All that public money investing in projects and the failing land strategy still seems to be let everyone build towers like the Guardian. I have touched on this before but all we are seeing is speculation driving up the cost of the land. CMLC says you can build 10 FAR in East Victoria Park even though it is currently an undesirable wasteland of underutilized gravel parking lots? Then the land is priced according to that unneccessarily high FAR. The Guardian saturated the demand for condos in that neighbourhood for 10+ years. The scale of these projects are far too big IMO. Give them up to 3 or 4 FAR for most of these sites. I would rather see this entire neighbourhood be built out as 6-storey apartments with stacked townhouses and townhouses towards the eastern edge and fill in these gravel parking lots as soon as possible.
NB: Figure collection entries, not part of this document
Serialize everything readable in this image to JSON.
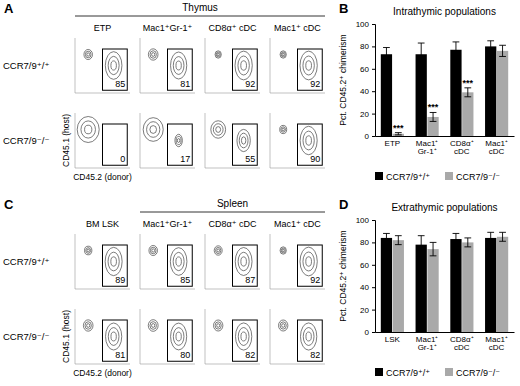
{
  "chart_data": [
    {
      "type": "flow_grid",
      "panel": "A",
      "title": "Thymus",
      "columns": [
        "ETP",
        "Mac1⁺Gr-1⁺",
        "CD8α⁺ cDC",
        "Mac1⁺ cDC"
      ],
      "rows": [
        "CCR7/9⁺/⁺",
        "CCR7/9⁻/⁻"
      ],
      "values": [
        [
          85,
          81,
          92,
          92
        ],
        [
          0,
          17,
          55,
          90
        ]
      ],
      "xlabel": "CD45.2 (donor)",
      "ylabel": "CD45.1 (host)"
    },
    {
      "type": "bar",
      "panel": "B",
      "title": "Intrathymic populations",
      "categories": [
        "ETP",
        "Mac1⁺ Gr-1⁺",
        "CD8α⁺ cDC",
        "Mac1⁺ cDC"
      ],
      "series": [
        {
          "name": "CCR7/9⁺/⁺",
          "color": "#000000",
          "values": [
            73,
            73,
            77,
            80
          ],
          "errors": [
            6,
            10,
            7,
            5
          ]
        },
        {
          "name": "CCR7/9⁻/⁻",
          "color": "#a9a9a9",
          "values": [
            2,
            17,
            39,
            76
          ],
          "errors": [
            1,
            4,
            4,
            5
          ]
        }
      ],
      "ylabel": "Pct. CD45.2⁺ chimerism",
      "ylim": [
        0,
        100
      ],
      "yticks": [
        0,
        20,
        40,
        60,
        80,
        100
      ],
      "annotations": [
        {
          "text": "***",
          "category": "ETP"
        },
        {
          "text": "***",
          "category": "Mac1⁺ Gr-1⁺"
        },
        {
          "text": "***",
          "category": "CD8α⁺ cDC"
        }
      ],
      "legend": "bottom",
      "grid": false
    },
    {
      "type": "flow_grid",
      "panel": "C",
      "title": "Spleen",
      "columns": [
        "BM LSK",
        "Mac1⁺Gr-1⁺",
        "CD8α⁺ cDC",
        "Mac1⁺ cDC"
      ],
      "rows": [
        "CCR7/9⁺/⁺",
        "CCR7/9⁻/⁻"
      ],
      "values": [
        [
          89,
          85,
          87,
          92
        ],
        [
          81,
          80,
          82,
          82
        ]
      ],
      "xlabel": "CD45.2 (donor)",
      "ylabel": "CD45.1 (host)"
    },
    {
      "type": "bar",
      "panel": "D",
      "title": "Extrathymic populations",
      "categories": [
        "LSK",
        "Mac1⁺ Gr-1⁺",
        "CD8α⁺ cDC",
        "Mac1⁺ cDC"
      ],
      "series": [
        {
          "name": "CCR7/9⁺/⁺",
          "color": "#000000",
          "values": [
            84,
            78,
            83,
            84
          ],
          "errors": [
            4,
            8,
            5,
            5
          ]
        },
        {
          "name": "CCR7/9⁻/⁻",
          "color": "#a9a9a9",
          "values": [
            82,
            74,
            80,
            85
          ],
          "errors": [
            4,
            6,
            4,
            4
          ]
        }
      ],
      "ylabel": "Pct. CD45.2⁺ chimerism",
      "ylim": [
        0,
        100
      ],
      "yticks": [
        0,
        20,
        40,
        60,
        80,
        100
      ],
      "legend": "bottom",
      "grid": false
    }
  ]
}
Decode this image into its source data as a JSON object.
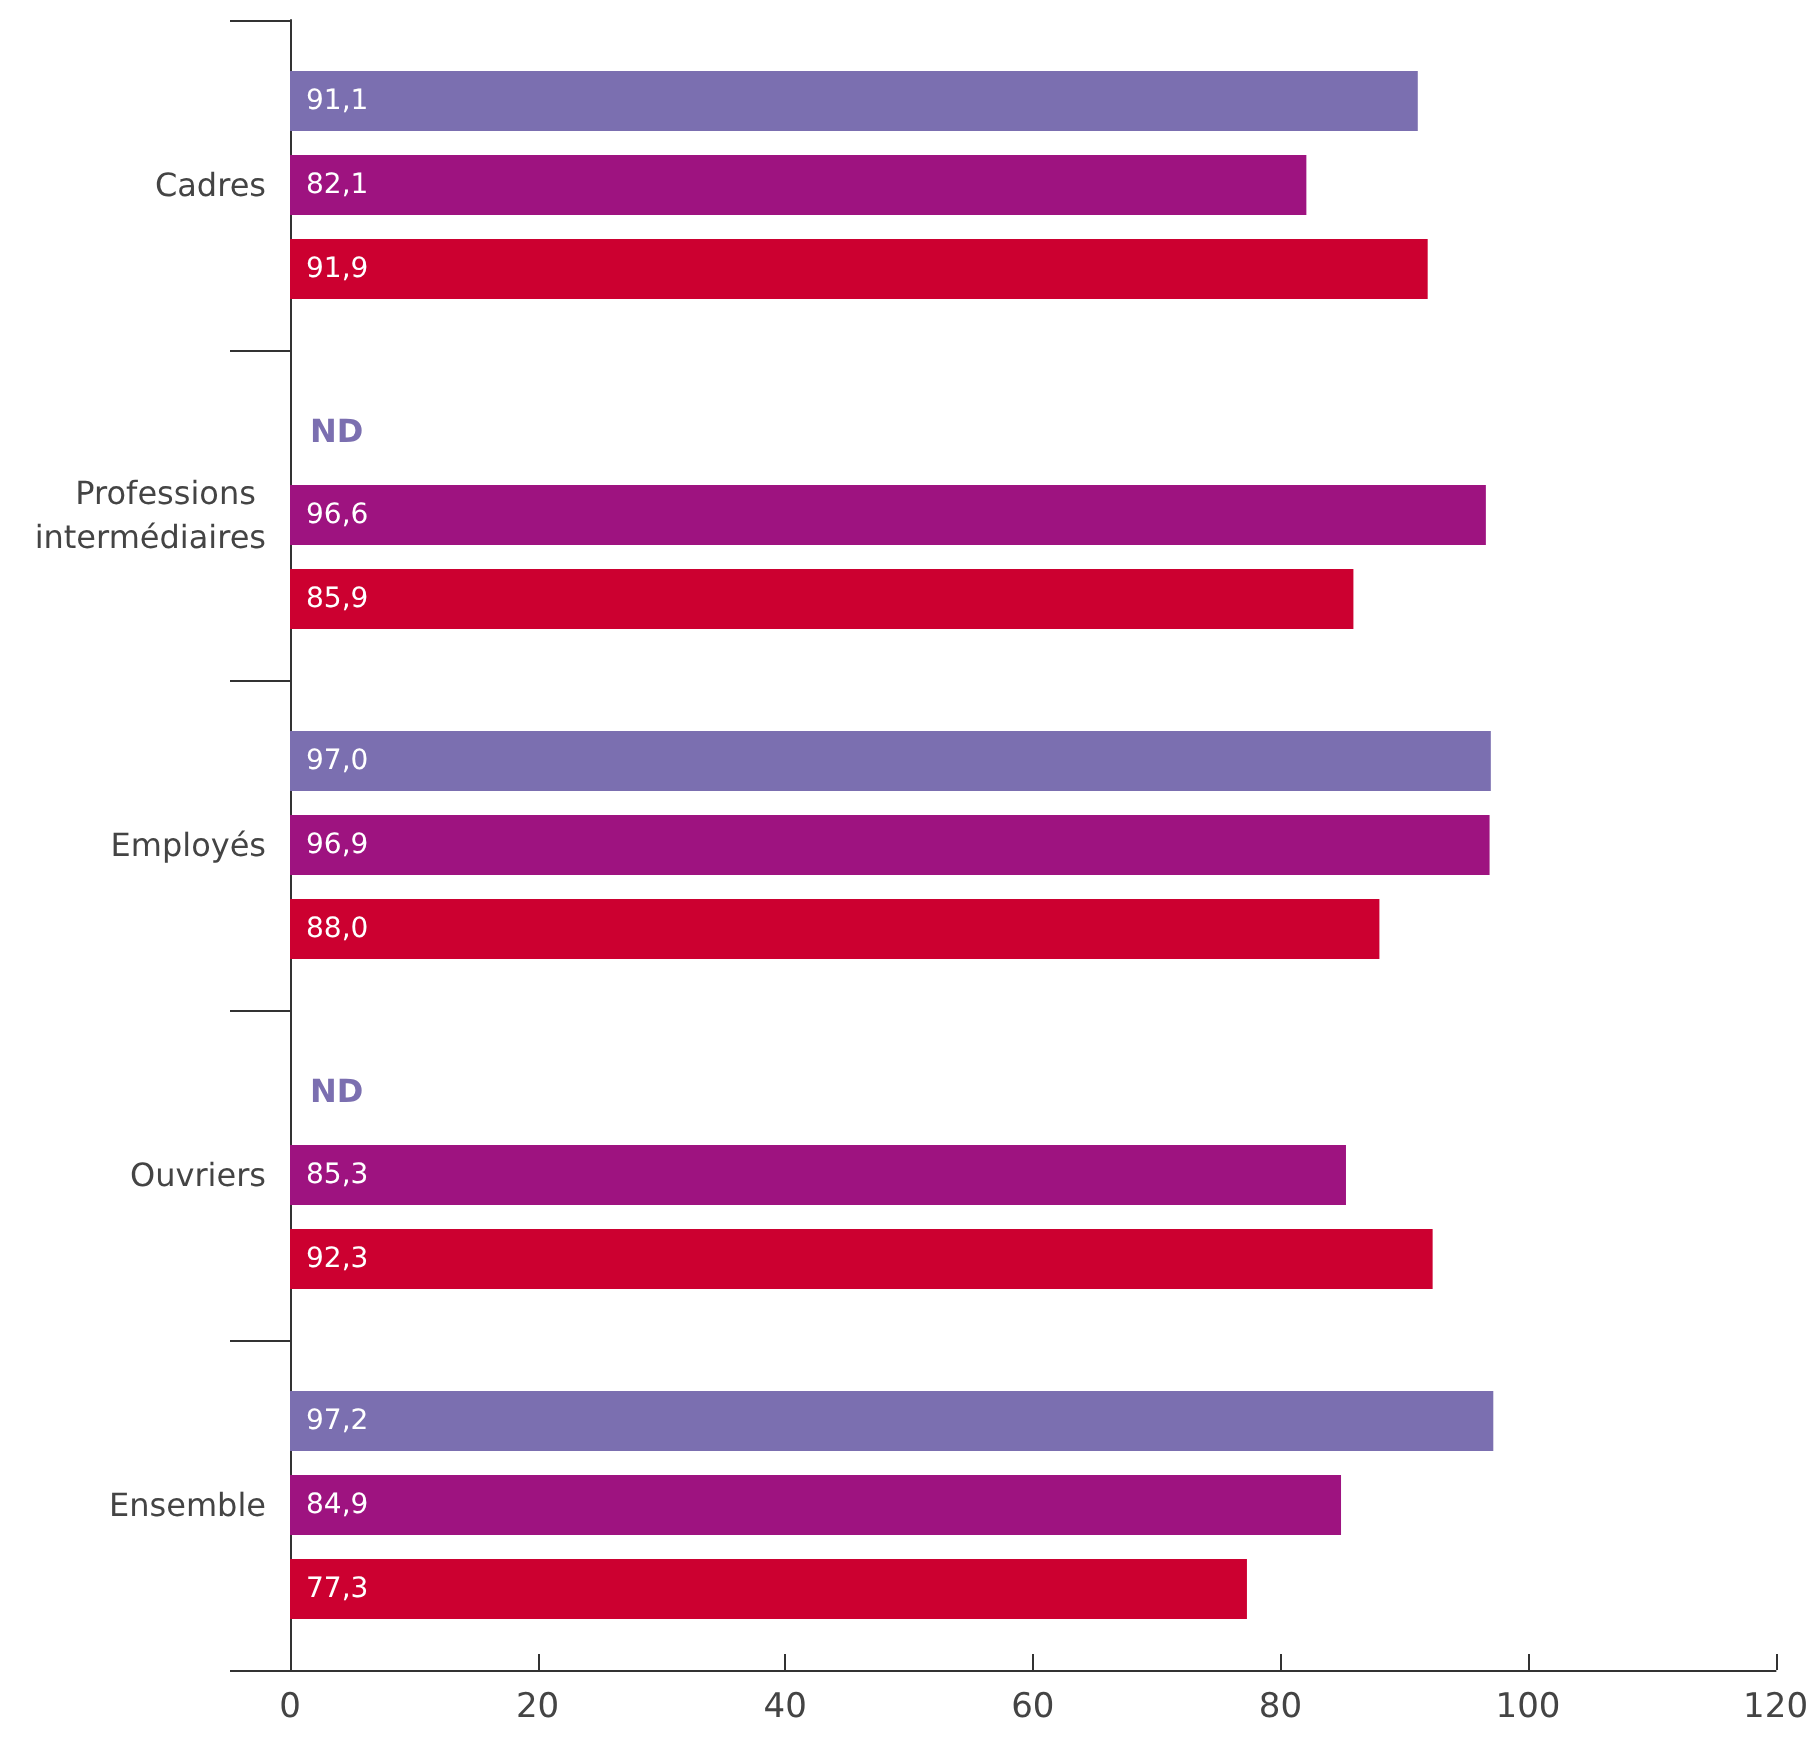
{
  "chart_data": {
    "type": "bar",
    "orientation": "horizontal",
    "categories": [
      "Cadres",
      "Professions intermédiaires",
      "Employés",
      "Ouvriers",
      "Ensemble"
    ],
    "series": [
      {
        "color": "#7b6fb0",
        "values": [
          91.1,
          null,
          97.0,
          null,
          97.2
        ],
        "value_labels": [
          "91,1",
          "ND",
          "97,0",
          "ND",
          "97,2"
        ]
      },
      {
        "color": "#9e1380",
        "values": [
          82.1,
          96.6,
          96.9,
          85.3,
          84.9
        ],
        "value_labels": [
          "82,1",
          "96,6",
          "96,9",
          "85,3",
          "84,9"
        ]
      },
      {
        "color": "#cc0030",
        "values": [
          91.9,
          85.9,
          88.0,
          92.3,
          77.3
        ],
        "value_labels": [
          "91,9",
          "85,9",
          "88,0",
          "92,3",
          "77,3"
        ]
      }
    ],
    "xlim": [
      0,
      120
    ],
    "xticks": [
      0,
      20,
      40,
      60,
      80,
      100,
      120
    ],
    "grid": false
  }
}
The land is worth whatever someone can make a development work at, not constantly waiting for some master-planned community vision to tell you that a 25 or 30 storey tower is just right. I would rather us see the community fully built out in 25 years with 6-storey buildings and some townhouses than see two more Guardian-sized towers in the same amount of time surrounding by a desolate wasteland. We don't have Vancouver or Toronto amounts of demand for apartments particularly in this prolonged economic downturn. Sell the lots for what someone can make money on today and it'll build out. The vision for and land strategy of East Victoria Park assumes levels of multi-family demand that will see full buildout probably not even within our lifetimes if we keep building huge ass towers that soak up all the demand for units in that neighbourhood for a decade. All of this investment of public dollars will push up the expectation for the land price you can sell it at and developers will only be able to make big developments work at those prices. It couldn't be more obvious that the majority of developers here are focused on selling the land for the highest price not building the best possible building they could for current conditions. To many land flippers and not enough developer/builders with vision that can execute. I genuinely think if you gave densities that are identical to University District this area would build out in no time and be more productive for people and the economy than whatever this land strategy is doing for us.
The problem isn't the zoning, the zoning is actually pretty on point for a city our size. A huge problem is that we don't charge an appropriate level of property taxes on suburban homes. The cost of servicing that kind of sprawl with infrastructure is significantly higher than inner-city communities, but the cost of living doesn't proportionally reflect that. What we're effectively doing is subsidizing our city to sprawl at the expense of everyone else, especially the dense urban neighborhoods.
As a buyer not educated in urban planning, why wouldn't you want significantly more floor area for a lower cost? Of course its the same people who will never vote for an increase in their own property taxes, curse at bike lanes for being too expensive, and that widening roadways would solve congestion *internal scream*. Since municipal politicians serve voters, the policy follows. There's a reason many of the highest density cities in the world are the way they are, because they have geographic barriers limiting their growth outward.
TLDR: The problem isn't that we're overvaluing our inner-city lands, it's that the ones on the outside are proportionally too cheap.
Here's a few ways to fix our problems:
-Hard cap on greenfield development expanding the city,
nothing new outside what exists.
-Adjust property taxes to more accurately reflect cost of providing services, low density sprawl is a luxury that should be afforded.
-Significantly more incentives for affordable housing, not every new development needs marble counters. Recoup from increased tax revenue on sprawl.
-Require a percentage of each development be affordable, and a percentage of units with >2 bedrooms.
-Allow secondary suites everywhere, no more single family zoning.
-No minimum parking for new developments, developers will provide it where it makes sense. We already have >10M stalls in Calgary.
-No more widening roadways, induced demand is a death sentence.
-Focus on providing a
diversity of housing types/densities.
-Stop promising train lines to the edge of the city. If we want a train line from Inglewood to 16th Ave N, why do we have to build a stop to 130th Ave S too? If people in Seton wanted accessible transit, they wouldn't live in a suburban wasteland. It also prevents the, "why is it $4B" argument.
-Streetcars. We need a 17th Ave Streetcar, I can't believe we don't already.